On a friend’s Facebook this morning, and in light of yesterday’s policy change forbidding the minor children of gay couples from being blessed or baptized, a friend of a friend asked why anyone would stay in the church.
For me, the answer is complicated and messy, but it has a couple parts. The selfish reason is, it has been a force for good in my life. It has helped me become the person I am, it has helped me develop a relationship with the divine, it has helped me establish my moral compass.
The unselfish reason is, I’ve seen the church work wonders in others’ lives. The lives of people who aren’t as fortunate as me, who financial or familial situations would impede the best of us. I’ve seen members reach out to those in pain, to lift those who have struggled. I’ve personally been on both ends of that comfort and that lifting.

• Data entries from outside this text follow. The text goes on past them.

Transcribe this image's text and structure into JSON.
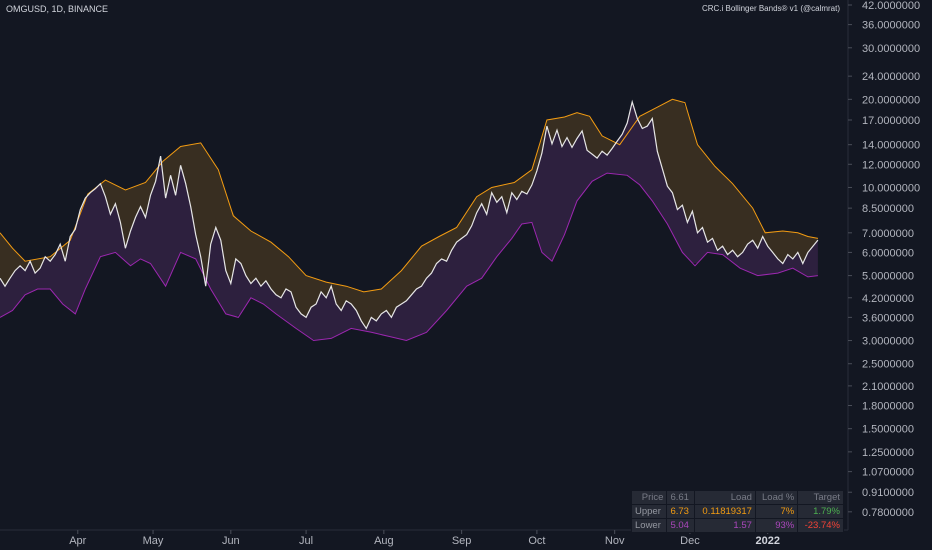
{
  "header": {
    "symbol": "OMGUSD, 1D, BINANCE",
    "indicator": "CRC.i Bollinger Bands® v1 (@calmrat)"
  },
  "chart_data": {
    "type": "line",
    "scale": "log",
    "ylim": [
      0.72,
      42
    ],
    "y_ticks": [
      "42.0000000",
      "36.0000000",
      "30.0000000",
      "24.0000000",
      "20.0000000",
      "17.0000000",
      "14.0000000",
      "12.0000000",
      "10.0000000",
      "8.5000000",
      "7.0000000",
      "6.0000000",
      "5.0000000",
      "4.2000000",
      "3.6000000",
      "3.0000000",
      "2.5000000",
      "2.1000000",
      "1.8000000",
      "1.5000000",
      "1.2500000",
      "1.0700000",
      "0.9100000",
      "0.7800000"
    ],
    "x_ticks": [
      "Apr",
      "May",
      "Jun",
      "Jul",
      "Aug",
      "Sep",
      "Oct",
      "Nov",
      "Dec",
      "2022"
    ],
    "x_tick_days": [
      31,
      61,
      92,
      122,
      153,
      184,
      214,
      245,
      275,
      306
    ],
    "x_range_days": [
      0,
      338
    ],
    "colors": {
      "price": "#e6e6e6",
      "upper": "#f39c12",
      "lower": "#9c27b0",
      "upper_fill": "#3a2f22",
      "lower_fill": "#2e2140",
      "background": "#131722"
    },
    "series": [
      {
        "role": "upper",
        "points": [
          [
            0,
            7.0
          ],
          [
            5,
            6.2
          ],
          [
            10,
            5.6
          ],
          [
            20,
            5.8
          ],
          [
            28,
            6.6
          ],
          [
            35,
            9.5
          ],
          [
            42,
            10.6
          ],
          [
            50,
            9.8
          ],
          [
            58,
            10.4
          ],
          [
            65,
            12.3
          ],
          [
            72,
            13.8
          ],
          [
            80,
            14.2
          ],
          [
            87,
            11.5
          ],
          [
            93,
            8.0
          ],
          [
            100,
            7.1
          ],
          [
            108,
            6.5
          ],
          [
            115,
            5.8
          ],
          [
            122,
            5.0
          ],
          [
            130,
            4.75
          ],
          [
            138,
            4.6
          ],
          [
            145,
            4.4
          ],
          [
            152,
            4.5
          ],
          [
            160,
            5.2
          ],
          [
            168,
            6.3
          ],
          [
            175,
            6.8
          ],
          [
            182,
            7.3
          ],
          [
            190,
            9.3
          ],
          [
            196,
            10.0
          ],
          [
            205,
            10.4
          ],
          [
            212,
            11.5
          ],
          [
            218,
            17.0
          ],
          [
            225,
            17.4
          ],
          [
            230,
            18.0
          ],
          [
            235,
            17.5
          ],
          [
            240,
            15.0
          ],
          [
            247,
            14.0
          ],
          [
            255,
            17.5
          ],
          [
            262,
            18.8
          ],
          [
            268,
            20.0
          ],
          [
            273,
            19.5
          ],
          [
            278,
            14.0
          ],
          [
            285,
            11.8
          ],
          [
            292,
            10.3
          ],
          [
            300,
            8.5
          ],
          [
            305,
            7.0
          ],
          [
            312,
            7.1
          ],
          [
            318,
            7.0
          ],
          [
            322,
            6.8
          ],
          [
            326,
            6.7
          ]
        ]
      },
      {
        "role": "lower",
        "points": [
          [
            0,
            3.6
          ],
          [
            5,
            3.8
          ],
          [
            10,
            4.3
          ],
          [
            15,
            4.5
          ],
          [
            20,
            4.5
          ],
          [
            25,
            4.0
          ],
          [
            30,
            3.7
          ],
          [
            34,
            4.5
          ],
          [
            40,
            5.8
          ],
          [
            46,
            6.0
          ],
          [
            52,
            5.4
          ],
          [
            56,
            5.7
          ],
          [
            60,
            5.5
          ],
          [
            66,
            4.6
          ],
          [
            72,
            6.0
          ],
          [
            78,
            5.7
          ],
          [
            84,
            4.5
          ],
          [
            90,
            3.7
          ],
          [
            95,
            3.6
          ],
          [
            100,
            4.2
          ],
          [
            105,
            4.0
          ],
          [
            110,
            3.7
          ],
          [
            118,
            3.3
          ],
          [
            125,
            3.0
          ],
          [
            132,
            3.05
          ],
          [
            140,
            3.3
          ],
          [
            148,
            3.2
          ],
          [
            155,
            3.1
          ],
          [
            162,
            3.0
          ],
          [
            170,
            3.2
          ],
          [
            178,
            3.8
          ],
          [
            186,
            4.6
          ],
          [
            192,
            4.9
          ],
          [
            198,
            5.8
          ],
          [
            204,
            6.7
          ],
          [
            208,
            7.5
          ],
          [
            212,
            7.6
          ],
          [
            216,
            6.0
          ],
          [
            220,
            5.6
          ],
          [
            225,
            6.9
          ],
          [
            230,
            9.0
          ],
          [
            236,
            10.5
          ],
          [
            242,
            11.2
          ],
          [
            250,
            11.0
          ],
          [
            255,
            10.2
          ],
          [
            260,
            9.0
          ],
          [
            266,
            7.5
          ],
          [
            272,
            6.0
          ],
          [
            277,
            5.4
          ],
          [
            282,
            6.0
          ],
          [
            288,
            5.9
          ],
          [
            295,
            5.3
          ],
          [
            302,
            5.0
          ],
          [
            310,
            5.1
          ],
          [
            316,
            5.3
          ],
          [
            322,
            4.95
          ],
          [
            326,
            5.0
          ]
        ]
      },
      {
        "role": "price",
        "points": [
          [
            0,
            4.9
          ],
          [
            2,
            4.6
          ],
          [
            4,
            4.9
          ],
          [
            6,
            5.2
          ],
          [
            8,
            5.4
          ],
          [
            10,
            5.2
          ],
          [
            12,
            5.6
          ],
          [
            14,
            5.1
          ],
          [
            16,
            5.3
          ],
          [
            18,
            5.8
          ],
          [
            20,
            5.6
          ],
          [
            22,
            5.9
          ],
          [
            24,
            6.4
          ],
          [
            26,
            5.6
          ],
          [
            28,
            6.8
          ],
          [
            30,
            7.2
          ],
          [
            32,
            8.4
          ],
          [
            34,
            9.2
          ],
          [
            36,
            9.6
          ],
          [
            38,
            9.9
          ],
          [
            40,
            10.3
          ],
          [
            42,
            9.3
          ],
          [
            44,
            8.1
          ],
          [
            46,
            8.8
          ],
          [
            48,
            7.6
          ],
          [
            50,
            6.2
          ],
          [
            52,
            7.1
          ],
          [
            54,
            7.9
          ],
          [
            56,
            8.6
          ],
          [
            58,
            7.9
          ],
          [
            60,
            9.4
          ],
          [
            62,
            10.5
          ],
          [
            64,
            12.8
          ],
          [
            66,
            9.2
          ],
          [
            68,
            11.0
          ],
          [
            70,
            9.4
          ],
          [
            72,
            11.9
          ],
          [
            74,
            10.3
          ],
          [
            76,
            8.6
          ],
          [
            78,
            6.9
          ],
          [
            80,
            5.8
          ],
          [
            82,
            4.6
          ],
          [
            84,
            6.4
          ],
          [
            86,
            7.3
          ],
          [
            88,
            6.6
          ],
          [
            90,
            5.2
          ],
          [
            92,
            4.7
          ],
          [
            94,
            5.7
          ],
          [
            96,
            5.5
          ],
          [
            98,
            5.0
          ],
          [
            100,
            4.7
          ],
          [
            102,
            4.9
          ],
          [
            104,
            4.6
          ],
          [
            106,
            4.8
          ],
          [
            108,
            4.5
          ],
          [
            110,
            4.3
          ],
          [
            112,
            4.2
          ],
          [
            114,
            4.5
          ],
          [
            116,
            4.4
          ],
          [
            118,
            3.9
          ],
          [
            120,
            3.7
          ],
          [
            122,
            3.6
          ],
          [
            124,
            3.9
          ],
          [
            126,
            4.0
          ],
          [
            128,
            4.4
          ],
          [
            130,
            4.2
          ],
          [
            132,
            4.6
          ],
          [
            134,
            4.0
          ],
          [
            136,
            3.8
          ],
          [
            138,
            4.1
          ],
          [
            140,
            4.0
          ],
          [
            142,
            3.8
          ],
          [
            144,
            3.5
          ],
          [
            146,
            3.3
          ],
          [
            148,
            3.6
          ],
          [
            150,
            3.5
          ],
          [
            152,
            3.7
          ],
          [
            154,
            3.8
          ],
          [
            156,
            3.6
          ],
          [
            158,
            3.9
          ],
          [
            160,
            4.0
          ],
          [
            162,
            4.1
          ],
          [
            164,
            4.3
          ],
          [
            166,
            4.5
          ],
          [
            168,
            4.6
          ],
          [
            170,
            4.9
          ],
          [
            172,
            5.1
          ],
          [
            174,
            5.5
          ],
          [
            176,
            5.7
          ],
          [
            178,
            5.6
          ],
          [
            180,
            6.1
          ],
          [
            182,
            6.5
          ],
          [
            184,
            6.7
          ],
          [
            186,
            6.9
          ],
          [
            188,
            7.4
          ],
          [
            190,
            8.2
          ],
          [
            192,
            8.8
          ],
          [
            194,
            8.1
          ],
          [
            196,
            9.6
          ],
          [
            198,
            8.9
          ],
          [
            200,
            9.3
          ],
          [
            202,
            8.2
          ],
          [
            204,
            9.6
          ],
          [
            206,
            9.1
          ],
          [
            208,
            9.7
          ],
          [
            210,
            9.5
          ],
          [
            212,
            10.2
          ],
          [
            214,
            11.4
          ],
          [
            216,
            13.1
          ],
          [
            218,
            16.2
          ],
          [
            220,
            14.1
          ],
          [
            222,
            15.7
          ],
          [
            224,
            13.8
          ],
          [
            226,
            14.8
          ],
          [
            228,
            13.7
          ],
          [
            230,
            14.7
          ],
          [
            232,
            15.6
          ],
          [
            234,
            13.4
          ],
          [
            236,
            13.0
          ],
          [
            238,
            12.6
          ],
          [
            240,
            13.3
          ],
          [
            242,
            12.9
          ],
          [
            244,
            13.6
          ],
          [
            246,
            14.4
          ],
          [
            248,
            15.2
          ],
          [
            250,
            16.6
          ],
          [
            252,
            19.6
          ],
          [
            254,
            17.2
          ],
          [
            256,
            15.9
          ],
          [
            258,
            16.2
          ],
          [
            260,
            17.2
          ],
          [
            262,
            13.3
          ],
          [
            264,
            11.6
          ],
          [
            266,
            10.1
          ],
          [
            268,
            9.6
          ],
          [
            270,
            8.4
          ],
          [
            272,
            8.7
          ],
          [
            274,
            7.6
          ],
          [
            276,
            8.3
          ],
          [
            278,
            7.0
          ],
          [
            280,
            7.3
          ],
          [
            282,
            6.5
          ],
          [
            284,
            6.7
          ],
          [
            286,
            6.1
          ],
          [
            288,
            6.3
          ],
          [
            290,
            5.9
          ],
          [
            292,
            6.1
          ],
          [
            294,
            5.8
          ],
          [
            296,
            6.0
          ],
          [
            298,
            6.4
          ],
          [
            300,
            6.6
          ],
          [
            302,
            6.2
          ],
          [
            304,
            6.8
          ],
          [
            306,
            6.3
          ],
          [
            308,
            6.0
          ],
          [
            310,
            5.7
          ],
          [
            312,
            5.5
          ],
          [
            314,
            5.9
          ],
          [
            316,
            5.7
          ],
          [
            318,
            6.0
          ],
          [
            320,
            5.5
          ],
          [
            322,
            6.0
          ],
          [
            324,
            6.3
          ],
          [
            326,
            6.61
          ]
        ]
      }
    ]
  },
  "info_table": {
    "header": [
      "Price",
      "6.61",
      "Load",
      "Load %",
      "Target"
    ],
    "rows": [
      [
        "Upper",
        "6.73",
        "0.11819317",
        "7%",
        "1.79%"
      ],
      [
        "Lower",
        "5.04",
        "1.57",
        "93%",
        "-23.74%"
      ]
    ]
  }
}
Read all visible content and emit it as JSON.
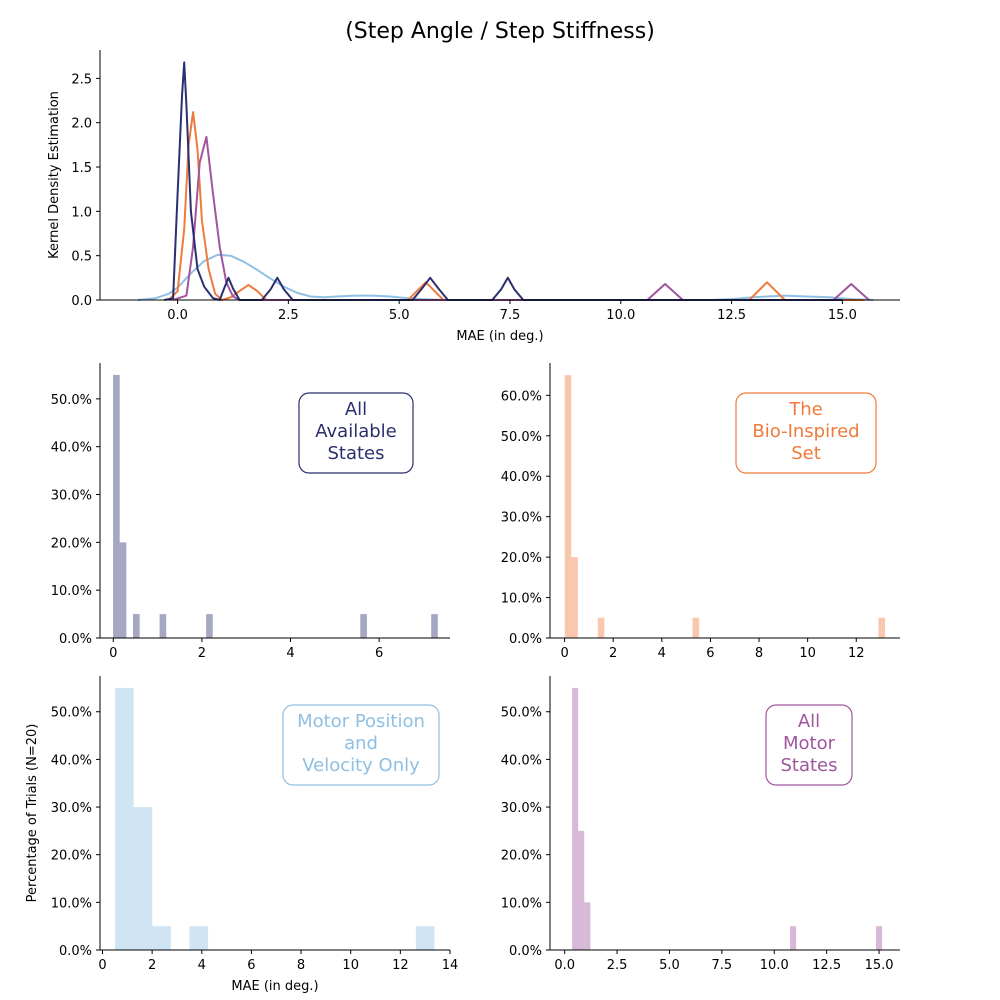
{
  "title": "(Step Angle / Step Stiffness)",
  "colors": {
    "all_states": "#2b2f6e",
    "bio_inspired": "#f07a3c",
    "motor_pos_vel": "#8fc0e3",
    "all_motor": "#a0559e",
    "axis": "#000000"
  },
  "chart_data": [
    {
      "id": "kde",
      "type": "line",
      "xlabel": "MAE (in deg.)",
      "ylabel": "Kernel Density Estimation",
      "xlim": [
        -1.75,
        16.3
      ],
      "ylim": [
        0,
        2.82
      ],
      "xticks": [
        0.0,
        2.5,
        5.0,
        7.5,
        10.0,
        12.5,
        15.0
      ],
      "xtick_labels": [
        "0.0",
        "2.5",
        "5.0",
        "7.5",
        "10.0",
        "12.5",
        "15.0"
      ],
      "yticks": [
        0.0,
        0.5,
        1.0,
        1.5,
        2.0,
        2.5
      ],
      "ytick_labels": [
        "0.0",
        "0.5",
        "1.0",
        "1.5",
        "2.0",
        "2.5"
      ],
      "grid": false,
      "series": [
        {
          "color_key": "motor_pos_vel",
          "x": [
            -0.9,
            -0.5,
            -0.2,
            0.0,
            0.3,
            0.6,
            0.9,
            1.2,
            1.5,
            1.8,
            2.1,
            2.4,
            2.7,
            3.0,
            3.3,
            3.6,
            4.0,
            4.4,
            4.8,
            5.2,
            5.5,
            6.0,
            7.0,
            8.0,
            9.0,
            10.0,
            11.0,
            12.0,
            12.5,
            13.0,
            13.3,
            13.7,
            14.2,
            14.7,
            15.2,
            15.7
          ],
          "y": [
            0.0,
            0.02,
            0.07,
            0.14,
            0.3,
            0.44,
            0.51,
            0.5,
            0.43,
            0.34,
            0.24,
            0.15,
            0.08,
            0.04,
            0.03,
            0.04,
            0.05,
            0.05,
            0.04,
            0.02,
            0.01,
            0.0,
            0.0,
            0.0,
            0.0,
            0.0,
            0.0,
            0.0,
            0.01,
            0.03,
            0.04,
            0.05,
            0.04,
            0.03,
            0.01,
            0.0
          ]
        },
        {
          "color_key": "bio_inspired",
          "x": [
            -0.2,
            0.0,
            0.15,
            0.25,
            0.35,
            0.45,
            0.55,
            0.7,
            0.85,
            1.0,
            1.2,
            1.4,
            1.6,
            1.8,
            2.0,
            5.2,
            5.4,
            5.6,
            5.8,
            6.0,
            12.9,
            13.1,
            13.3,
            13.5,
            13.7,
            15.5
          ],
          "y": [
            0.0,
            0.1,
            0.8,
            1.75,
            2.12,
            1.7,
            0.9,
            0.35,
            0.07,
            0.0,
            0.03,
            0.1,
            0.17,
            0.1,
            0.0,
            0.0,
            0.1,
            0.2,
            0.1,
            0.0,
            0.0,
            0.1,
            0.2,
            0.1,
            0.0,
            0.0
          ]
        },
        {
          "color_key": "all_motor",
          "x": [
            -0.1,
            0.2,
            0.35,
            0.5,
            0.65,
            0.8,
            0.95,
            1.1,
            1.25,
            1.4,
            10.6,
            10.8,
            11.0,
            11.2,
            11.4,
            14.8,
            15.0,
            15.2,
            15.4,
            15.6
          ],
          "y": [
            0.0,
            0.05,
            0.6,
            1.55,
            1.84,
            1.2,
            0.6,
            0.2,
            0.04,
            0.0,
            0.0,
            0.09,
            0.18,
            0.09,
            0.0,
            0.0,
            0.09,
            0.18,
            0.09,
            0.0
          ]
        },
        {
          "color_key": "all_states",
          "x": [
            -0.3,
            -0.1,
            0.0,
            0.1,
            0.15,
            0.2,
            0.3,
            0.45,
            0.6,
            0.8,
            0.95,
            1.05,
            1.15,
            1.25,
            1.4,
            1.9,
            2.1,
            2.25,
            2.4,
            2.6,
            5.3,
            5.5,
            5.7,
            5.9,
            6.1,
            7.1,
            7.3,
            7.45,
            7.6,
            7.8,
            15.0
          ],
          "y": [
            0.0,
            0.02,
            1.2,
            2.3,
            2.68,
            2.2,
            1.0,
            0.35,
            0.15,
            0.02,
            0.0,
            0.13,
            0.25,
            0.13,
            0.0,
            0.0,
            0.12,
            0.25,
            0.12,
            0.0,
            0.0,
            0.12,
            0.25,
            0.12,
            0.0,
            0.0,
            0.12,
            0.25,
            0.12,
            0.0,
            0.0
          ]
        }
      ]
    },
    {
      "id": "hist-all-states",
      "type": "bar",
      "legend_text": [
        "All",
        "Available",
        "States"
      ],
      "color_key": "all_states",
      "bar_opacity": 0.42,
      "xlim": [
        -0.3,
        7.6
      ],
      "ylim": [
        0,
        0.575
      ],
      "xticks": [
        0,
        2,
        4,
        6
      ],
      "xtick_labels": [
        "0",
        "2",
        "4",
        "6"
      ],
      "yticks": [
        0.0,
        0.1,
        0.2,
        0.3,
        0.4,
        0.5
      ],
      "ytick_labels": [
        "0.0%",
        "10.0%",
        "20.0%",
        "30.0%",
        "40.0%",
        "50.0%"
      ],
      "bin_width": 0.15,
      "bins": [
        {
          "x": 0.07,
          "value": 0.55
        },
        {
          "x": 0.22,
          "value": 0.2
        },
        {
          "x": 0.52,
          "value": 0.05
        },
        {
          "x": 1.12,
          "value": 0.05
        },
        {
          "x": 2.17,
          "value": 0.05
        },
        {
          "x": 5.65,
          "value": 0.05
        },
        {
          "x": 7.25,
          "value": 0.05
        }
      ]
    },
    {
      "id": "hist-bio-inspired",
      "type": "bar",
      "legend_text": [
        "The",
        "Bio-Inspired",
        "Set"
      ],
      "color_key": "bio_inspired",
      "bar_opacity": 0.42,
      "xlim": [
        -0.6,
        13.8
      ],
      "ylim": [
        0,
        0.68
      ],
      "xticks": [
        0,
        2,
        4,
        6,
        8,
        10,
        12
      ],
      "xtick_labels": [
        "0",
        "2",
        "4",
        "6",
        "8",
        "10",
        "12"
      ],
      "yticks": [
        0.0,
        0.1,
        0.2,
        0.3,
        0.4,
        0.5,
        0.6
      ],
      "ytick_labels": [
        "0.0%",
        "10.0%",
        "20.0%",
        "30.0%",
        "40.0%",
        "50.0%",
        "60.0%"
      ],
      "bin_width": 0.27,
      "bins": [
        {
          "x": 0.14,
          "value": 0.65
        },
        {
          "x": 0.41,
          "value": 0.2
        },
        {
          "x": 1.5,
          "value": 0.05
        },
        {
          "x": 5.4,
          "value": 0.05
        },
        {
          "x": 13.05,
          "value": 0.05
        }
      ]
    },
    {
      "id": "hist-motor-pos-vel",
      "type": "bar",
      "legend_text": [
        "Motor Position",
        "and",
        "Velocity Only"
      ],
      "color_key": "motor_pos_vel",
      "bar_opacity": 0.42,
      "xlim": [
        -0.1,
        14.0
      ],
      "ylim": [
        0,
        0.575
      ],
      "xticks": [
        0,
        2,
        4,
        6,
        8,
        10,
        12,
        14
      ],
      "xtick_labels": [
        "0",
        "2",
        "4",
        "6",
        "8",
        "10",
        "12",
        "14"
      ],
      "yticks": [
        0.0,
        0.1,
        0.2,
        0.3,
        0.4,
        0.5
      ],
      "ytick_labels": [
        "0.0%",
        "10.0%",
        "20.0%",
        "30.0%",
        "40.0%",
        "50.0%"
      ],
      "xlabel": "MAE (in deg.)",
      "ylabel": "Percentage of Trials (N=20)",
      "bin_width": 0.75,
      "bins": [
        {
          "x": 0.88,
          "value": 0.55
        },
        {
          "x": 1.63,
          "value": 0.3
        },
        {
          "x": 2.38,
          "value": 0.05
        },
        {
          "x": 3.88,
          "value": 0.05
        },
        {
          "x": 13.0,
          "value": 0.05
        }
      ]
    },
    {
      "id": "hist-all-motor",
      "type": "bar",
      "legend_text": [
        "All",
        "Motor",
        "States"
      ],
      "color_key": "all_motor",
      "bar_opacity": 0.42,
      "xlim": [
        -0.7,
        16.0
      ],
      "ylim": [
        0,
        0.575
      ],
      "xticks": [
        0.0,
        2.5,
        5.0,
        7.5,
        10.0,
        12.5,
        15.0
      ],
      "xtick_labels": [
        "0.0",
        "2.5",
        "5.0",
        "7.5",
        "10.0",
        "12.5",
        "15.0"
      ],
      "yticks": [
        0.0,
        0.1,
        0.2,
        0.3,
        0.4,
        0.5
      ],
      "ytick_labels": [
        "0.0%",
        "10.0%",
        "20.0%",
        "30.0%",
        "40.0%",
        "50.0%"
      ],
      "bin_width": 0.29,
      "bins": [
        {
          "x": 0.5,
          "value": 0.55
        },
        {
          "x": 0.79,
          "value": 0.25
        },
        {
          "x": 1.08,
          "value": 0.1
        },
        {
          "x": 10.9,
          "value": 0.05
        },
        {
          "x": 15.0,
          "value": 0.05
        }
      ]
    }
  ]
}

So I’m deeply loyal to the church.
Seriously. I’ve accepted every calling I’ve received, I’ve given time and money toward building the church and the Kingdom. I’ve studied, I’ve prayed. I attend church. I attend a lot of church. Like, when my family is on vacation, we go to the full three-hour block, even where nobody knows us and nobody would care.
Which makes the church’s policy announcement all the more jarring. Jarring because it is both unnecessary and wrong. It hurts children, children that we believe (with strong scriptural justification) are innocent, in fact cannot sin. It closes the door on people whom we could love, people whom we could help and who could help us. It feels pointedly un-Mormon and un-Christian.
I’m typing this slower than I usually type, because this is hard to write. But I don’t have any choice. I’m loyal to the church. And that loyalty demands that I do what is in my power to help the church move forward, and to help it correct course when it falters.
And yesterday it faltered. And yet, in spite of the misstep, the core of the church is good, the core is loving and salvific and beautiful. And I want, I hope, that the church realizes this was a mistake, jettisons it, and corrects its course.